Comparative Example 3 The procedure of Example 1 was repeated, except that the constituent resins of the first and third layers were changed to the reduced block copolymer (e) obtained in Polymerization Example e. Was. The resulting tubular film was difficult to open, and when it was wound around a paper tube and wound up, blocking occurred.

Comparative Example 4 The procedure of Example 1 was repeated, except that the constituent resins of the first and third layers were changed to the reduced block copolymer (f) obtained in Polymerization Example f. Was.
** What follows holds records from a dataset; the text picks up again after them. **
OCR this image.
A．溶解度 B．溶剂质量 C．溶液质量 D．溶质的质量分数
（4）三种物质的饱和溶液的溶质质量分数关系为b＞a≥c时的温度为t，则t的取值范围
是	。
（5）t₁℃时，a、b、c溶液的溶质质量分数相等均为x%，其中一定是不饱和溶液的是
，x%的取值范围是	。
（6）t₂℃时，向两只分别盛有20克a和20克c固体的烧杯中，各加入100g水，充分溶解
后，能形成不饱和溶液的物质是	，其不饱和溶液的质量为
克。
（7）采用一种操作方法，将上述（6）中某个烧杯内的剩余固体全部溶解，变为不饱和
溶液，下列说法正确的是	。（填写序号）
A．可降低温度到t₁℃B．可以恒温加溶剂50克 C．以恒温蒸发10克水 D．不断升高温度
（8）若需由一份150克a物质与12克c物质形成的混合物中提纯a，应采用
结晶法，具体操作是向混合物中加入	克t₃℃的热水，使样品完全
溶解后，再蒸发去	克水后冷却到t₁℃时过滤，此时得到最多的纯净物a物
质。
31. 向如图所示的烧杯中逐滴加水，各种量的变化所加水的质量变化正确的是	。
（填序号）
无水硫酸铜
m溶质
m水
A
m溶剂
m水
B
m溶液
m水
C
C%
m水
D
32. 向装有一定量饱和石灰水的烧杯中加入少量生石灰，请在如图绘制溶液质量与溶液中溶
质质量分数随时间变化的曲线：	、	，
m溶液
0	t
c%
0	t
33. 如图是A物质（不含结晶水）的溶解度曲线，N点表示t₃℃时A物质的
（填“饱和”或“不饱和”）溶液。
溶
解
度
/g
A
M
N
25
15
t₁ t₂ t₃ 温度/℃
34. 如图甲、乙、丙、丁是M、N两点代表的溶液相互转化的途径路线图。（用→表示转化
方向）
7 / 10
The obtained tubular film did not open, and when it was wound around a paper tube and wound up, blocking occurred and the film could not be formed.

Comparative Example 5 In Example 1, the ratio of the extruder discharge amount of the first layer and the third layer to the discharge amount of the extruder of the second layer was as follows: first layer: second layer: third layer = 1: The same operation as in Example 1 was performed except that the ratio was 200: 1.

[0063]

[Table 3]

────────────────────────────────────────────────── ─── Continuation of the front page (56) References JP-A-5-93024 (JP, A) JP-A-5-287035 (JP, A) JP-A-6-93166 (JP, A) JP-A-5-93166 331346 (JP, A) JP-A-5-320468 (JP, A) (58) Fields investigated (Int. Cl. ⁷ , DB name) B32B 1/00-35/00

Claims (1)

(57) [Claims] (1) The following (b) layer is laminated on at least one surface of the following (a) layer, and the thickness of the (b) layer is 1 to 50% of the thickness of the (a) layer per layer. A multilayer film characterized by the above-mentioned. (A) A resin layer made of crystalline polypropylene having a haze value of 5% or less at a thickness of 20 μm and a monomer unit based on ethylene of 4% by weight or less. (B) a block copolymer containing a polybutene component, a polypropylene component, and a propylene-ethylene random copolymer component, wherein the polybutene component is 0.01 to 5% by weight, the polypropylene component is 1 to 35% by weight, and propylene-ethylene The random copolymer component is 60 to 99.99% by weight, and the propylene-ethylene random copolymer component has 10 to 60 mol% of a monomer unit based on ethylene and 90 to 90% by mole of a monomer unit based on propylene. 40 mol%
A resin layer comprising a block copolymer.